Il a incarné à lui seul l’image d’une association qui autour de sa réussite s’est bâti une réputation de club formateur, doté certes de moyens réduits, mais dont la force résidait dans la compétence et la créativité de ses formateurs, dans sa jeunesse aussi bien évidemment, le bassin de recrutement chez les jeunes étant bien plus étendu à Saint-Pierre qu’à Saint-André. Des experts de la formation tels que les frères Boucher, ou encore Michel Charlette, s’y sont succédé, pour polir les diamants bruts ramassés dans les écoles de la ville. Cela a donné une éclosion de talents, qui ont rejoint le plus haut niveau en métropole. Sans parler de la star Richardson, Dambreville, Agathe, Imare ont été autant de belles réussites de la formation saint-pierroise.
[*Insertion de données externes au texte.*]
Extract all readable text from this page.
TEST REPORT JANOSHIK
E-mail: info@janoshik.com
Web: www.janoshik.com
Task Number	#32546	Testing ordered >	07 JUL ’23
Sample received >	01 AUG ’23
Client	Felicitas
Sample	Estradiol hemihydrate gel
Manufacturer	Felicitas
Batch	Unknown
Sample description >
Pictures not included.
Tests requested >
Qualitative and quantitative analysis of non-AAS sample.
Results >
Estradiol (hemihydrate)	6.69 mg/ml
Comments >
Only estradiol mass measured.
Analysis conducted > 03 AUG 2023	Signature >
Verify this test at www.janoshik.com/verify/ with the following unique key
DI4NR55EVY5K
Mais force est de reconnaître que cela n’a pas suffi. Y compris, lorsqu’à l’image de la Cressonnière et son recrutement extérieur massif, l’entité sudiste s’est elle aussi inscrite dans une politique de club aux gros moyens sous l’ère Patrick Candassamy, en attirant à son tour les meilleurs joueurs de l’île. Avec le promoteur immobilier à sa tête, Saint-Pierre a constitué une armada venue en majorité de l’extérieur. Le club a bien atteint la finale en 2008, avec son contingent de vedettes locales. Mais il fut battu cette année-là par l’AS Château-Morange. Entraîneur à l’époque, Michel Charlette se souvient. “Le problème, avec ce genre de politique qui consiste à recruter à tout va, c’est que tu as beau constituer une Dream Team, tu n’as jamais la garantie que tu vas gagner. C’est comme le PSG d’aujourd’hui, tu peux acheter les plus grands, si tu n’arrives pas à créer l’osmose entre tous ces egos, t’es mort !”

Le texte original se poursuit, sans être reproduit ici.